Funerals During a Pandemic
Our world has turned upside down in the last week, and we are all coming to terms with what this means for us.
For those who had a Funeral planned, or those whose loved one has died this week, things are changing by the day and that is extremely hard to cope with.
Generally we all have a plan in our head of how things should happen. Someone dies, the death is registered and paperwork completed. A Funeral Director/Undertaker is appointed, and a Celebrant or member of the Clergy is booked. The service is booked, and plans are made for the service and wake.
In the last week this has been tossed on its head. Plans made have had to change, numbers of attendees have reduced, and no wakes are allowed. These really are unprecedented times.
I want to reassure you that myself, and my fellow Celebrants, are working tirelessly to support our families. We are working closely with the Funeral Directors/Undertakers, Crematoriums and our official bodies (in my case the Institute of Civil Funerals).

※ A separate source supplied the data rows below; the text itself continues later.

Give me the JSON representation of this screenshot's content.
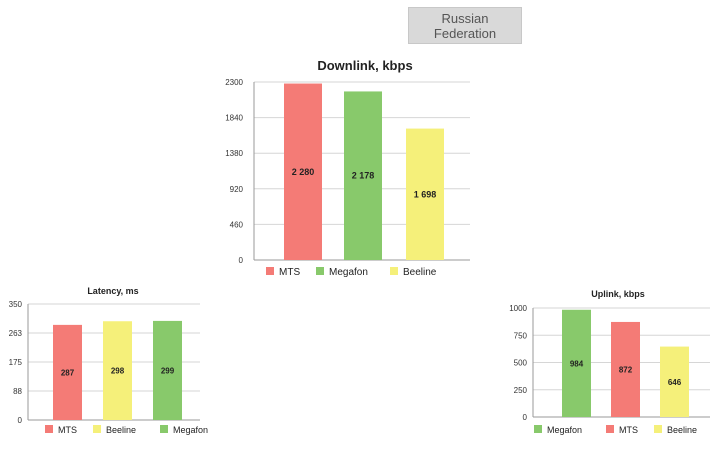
{
  "region": {
    "line1": "Russian",
    "line2": "Federation"
  },
  "chart_data": [
    {
      "id": "downlink",
      "type": "bar",
      "title": "Downlink, kbps",
      "ylim": [
        0,
        2300
      ],
      "yticks": [
        "0",
        "460",
        "920",
        "1380",
        "1840",
        "2300"
      ],
      "grid": true,
      "legend": "bottom",
      "categories": [
        "MTS",
        "Megafon",
        "Beeline"
      ],
      "values": [
        2280,
        2178,
        1698
      ],
      "labels": [
        "2 280",
        "2 178",
        "1 698"
      ],
      "colors": [
        "#f47b76",
        "#88c96b",
        "#f5f07a"
      ]
    },
    {
      "id": "latency",
      "type": "bar",
      "title": "Latency, ms",
      "ylim": [
        0,
        350
      ],
      "yticks": [
        "0",
        "88",
        "175",
        "263",
        "350"
      ],
      "grid": true,
      "legend": "bottom",
      "categories": [
        "MTS",
        "Beeline",
        "Megafon"
      ],
      "values": [
        287,
        298,
        299
      ],
      "labels": [
        "287",
        "298",
        "299"
      ],
      "colors": [
        "#f47b76",
        "#f5f07a",
        "#88c96b"
      ]
    },
    {
      "id": "uplink",
      "type": "bar",
      "title": "Uplink, kbps",
      "ylim": [
        0,
        1000
      ],
      "yticks": [
        "0",
        "250",
        "500",
        "750",
        "1000"
      ],
      "grid": true,
      "legend": "bottom",
      "categories": [
        "Megafon",
        "MTS",
        "Beeline"
      ],
      "values": [
        984,
        872,
        646
      ],
      "labels": [
        "984",
        "872",
        "646"
      ],
      "colors": [
        "#88c96b",
        "#f47b76",
        "#f5f07a"
      ]
    }
  ]
}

We all need to say goodbye, of that there is no doubt at all, however it doesn't have to be in the same way it has been done in the past. If there is one good thing that has come out of this situation already, is how we are all thinking creatively, embracing new ideas (even my Mum now has an i-pad, and can receive FaceTime calls), and we are making the best of the situation.
Often I find that my families are so weighed down with their grief, and all the official stuff, that they struggle to think clearly about how exactly they would like to say goodbye. They don't have the luxury of time. If there is something good to come out of this, for my families, it will be that luxury of time. Time to think about exactly how they wish to remember their loved one. Time to think about an appropriate venue for a memorial service. Time to gather memories and information. Time to choose the very best photos. Time. A valuable commodity that we are always short of.
It is my role to support and guide my families throughout this time. Where possible I am still delivering a service at the Crematorium, although it is heartbreaking to see people from different households separated, and unable to support each other, to only hold a service where there are a handful of people in attendance, when the family were expecting 200, for the family members not to be able to approach the lectern to speak, for the curtains to close, when the family wanted them to remain open, for there to be no flowers on the coffin, no orders of service, and the coffin to remain untouched by those who just want to place a kiss on their hand and rest it, quietly.
What I am able to do is to offer a choice of other ways to hold the service, other ways to say goodbye, and the support to arrange a memorial service in the future. I'd like to say that I can be there for my families, and I can, but sadly not in a physical sense. This is so hard for me. I find my families need a hug, or just a hand on a shoulder or arm, or a squeeze of the hand. I am still there though, through a video call, down the phone or at the end of a message. I am there in spirit and thought, and I will be there for my families, for as long as it takes, just as I always am.